Brain metastases occur frequently in patients with metastatic cancer. Early and accurate detection of brain metastases is very essential for treatment planning and prognosis in radiation therapy. To improve brain metastasis detection performance with deep learning, a custom detection loss called volume-level sensitivity-specificity (VSS) is proposed, which rates individual metastasis detection sensitivity and specificity in (sub-)volume levels.

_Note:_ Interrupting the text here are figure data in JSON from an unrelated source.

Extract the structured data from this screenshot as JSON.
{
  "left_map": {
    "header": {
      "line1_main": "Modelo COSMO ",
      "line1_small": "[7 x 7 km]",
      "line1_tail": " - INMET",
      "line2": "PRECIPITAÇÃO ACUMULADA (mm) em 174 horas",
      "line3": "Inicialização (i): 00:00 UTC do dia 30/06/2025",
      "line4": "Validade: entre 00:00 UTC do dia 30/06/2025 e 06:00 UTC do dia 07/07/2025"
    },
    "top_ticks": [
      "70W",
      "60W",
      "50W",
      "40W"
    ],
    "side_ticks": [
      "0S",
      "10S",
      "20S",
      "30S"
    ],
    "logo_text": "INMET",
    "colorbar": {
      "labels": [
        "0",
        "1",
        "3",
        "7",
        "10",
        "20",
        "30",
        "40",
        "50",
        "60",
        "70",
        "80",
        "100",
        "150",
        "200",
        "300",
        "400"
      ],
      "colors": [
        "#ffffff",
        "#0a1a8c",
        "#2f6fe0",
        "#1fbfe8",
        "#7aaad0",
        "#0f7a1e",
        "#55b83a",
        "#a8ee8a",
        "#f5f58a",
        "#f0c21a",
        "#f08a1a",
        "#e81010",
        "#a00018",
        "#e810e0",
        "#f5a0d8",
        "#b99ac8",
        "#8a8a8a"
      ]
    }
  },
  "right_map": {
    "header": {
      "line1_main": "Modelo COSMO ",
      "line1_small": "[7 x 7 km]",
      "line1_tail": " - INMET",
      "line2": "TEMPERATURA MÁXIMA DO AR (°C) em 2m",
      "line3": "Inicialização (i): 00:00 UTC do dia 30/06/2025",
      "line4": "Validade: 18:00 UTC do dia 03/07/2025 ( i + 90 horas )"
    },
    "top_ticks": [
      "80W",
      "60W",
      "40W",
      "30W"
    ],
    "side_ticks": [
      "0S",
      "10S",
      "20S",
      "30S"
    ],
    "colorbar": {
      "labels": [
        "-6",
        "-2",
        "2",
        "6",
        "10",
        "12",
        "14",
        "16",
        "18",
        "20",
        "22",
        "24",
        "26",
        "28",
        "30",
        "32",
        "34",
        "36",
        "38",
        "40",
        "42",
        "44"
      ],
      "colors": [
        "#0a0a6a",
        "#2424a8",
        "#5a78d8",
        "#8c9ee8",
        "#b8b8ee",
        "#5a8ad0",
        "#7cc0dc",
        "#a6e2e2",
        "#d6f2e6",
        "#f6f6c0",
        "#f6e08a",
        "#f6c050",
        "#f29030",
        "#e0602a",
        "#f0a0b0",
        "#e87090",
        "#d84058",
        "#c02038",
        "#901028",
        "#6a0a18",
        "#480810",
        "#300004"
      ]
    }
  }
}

As sensitivity and precision are always a trade-off in a metastasis level, either a high sensitivity or a high precision can be achieved by adjusting the weights in the VSS loss without decline in dice score coefficient for segmented metastases. To reduce metastasis-like structures being detected as false positive metastases, a temporal prior volume is proposed as an additional input of the neural network. Our proposed VSS loss improves the sensitivity of brain metastasis detection, increasing the sensitivity from 86.7% to 95.5%. Alternatively, it improves the precision from 68.8% to 97.8%. With the additional temporal prior volume, about 45% of the false positive metastases are reduced in the high sensitivity model and the precision reaches 99.6% for the high specificity model. The mean dice coefficient for all metastases is about 0.81. With the ensemble of the high sensitivity and high specificity models, on average only 1.5 false positive metastases per patient needs further check, while the majority of true positive metastases are confirmed. The ensemble learning is able to distinguish high confidence true positive metastases from metastases candidates that require special expert review or further follow-up, being particularly well-fit to the requirements of expert support in real clinical practice.